Sam Bankman-Fried may only have to face the original charges brought against him at his U.S. trial this year after the Department of Justice said it was willing to postpone trying him on several additional counts.
The FTX founder was originally hit with eight criminal charges by U.S. prosecutors in December, including wire fraud and conspiracy to commit money laundering.
He pleaded not guilty to the charges in January.
A superseding indictment in February then added several new charges, including conspiracy to make unlawful political contributions, while a further charge in March accused him of bribing Chinese officials.
In total, the former crypto icon was facing 13 charges from the DoJ.
But Bankman-Fried and his lawyers have argued that the later counts violate the extradition agreement between the U.S. and the Bahamas.
Prosecutors said they would only move ahead with the additional charges if the Bahamas approved. This week, a court in the Caribbean country granted him the right to seek a judicial review of the terms of his extradition, with the post-extradition charges not able to be approved until after this process is complete.
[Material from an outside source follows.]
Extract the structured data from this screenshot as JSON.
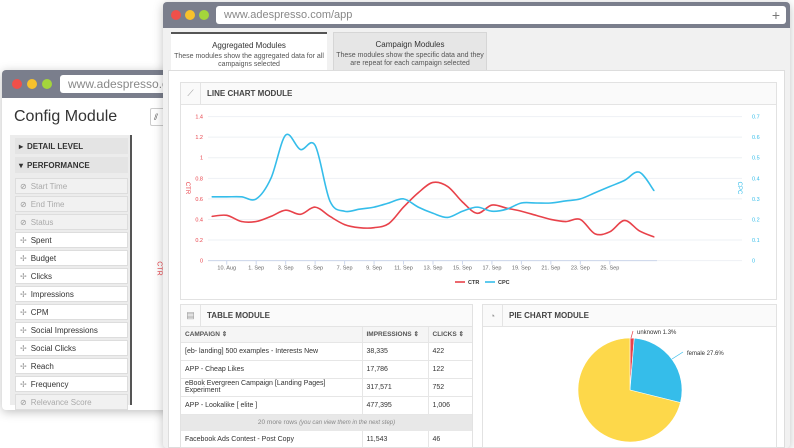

In a bid to keep proceedings moving along, prosecutors filed a letter to the New York court handling the U.S. case against Bankman-Fried late last night, saying they were willing to temporarily forgo the five additional charges to allow the trial for the first batch to go ahead.
U.S. Attorney Damian Williams wrote that it appeared the litigation in the Bahamas “will take time” and may not be resolved in time for the scheduled October 2 trial.
Therefore, the U.S. Government “is prepared to proceed to trial as scheduled on the counts contained in the original Indictment”, he wrote. In doing so, the extra charges will be "severed."
But he asked the judge to schedule a trial on those counts for the first quarter of 2024, or the nearest convenient time afterward.
The October trial, therefore, looks set to go ahead at the Manhattan court, though it is just one of the legal battles surrounding the FTX fallout. While bankruptcy proceedings are ongoing, there is also a lawsuit targeting FTX’s celebrity promoters as well as Bankman-Fried himself.
The Securities and Exchange Commission (SEC) and the Commodity Futures Trading Commission (CFTC) have both lined up their own lawsuits against crypto’s former whizzkid.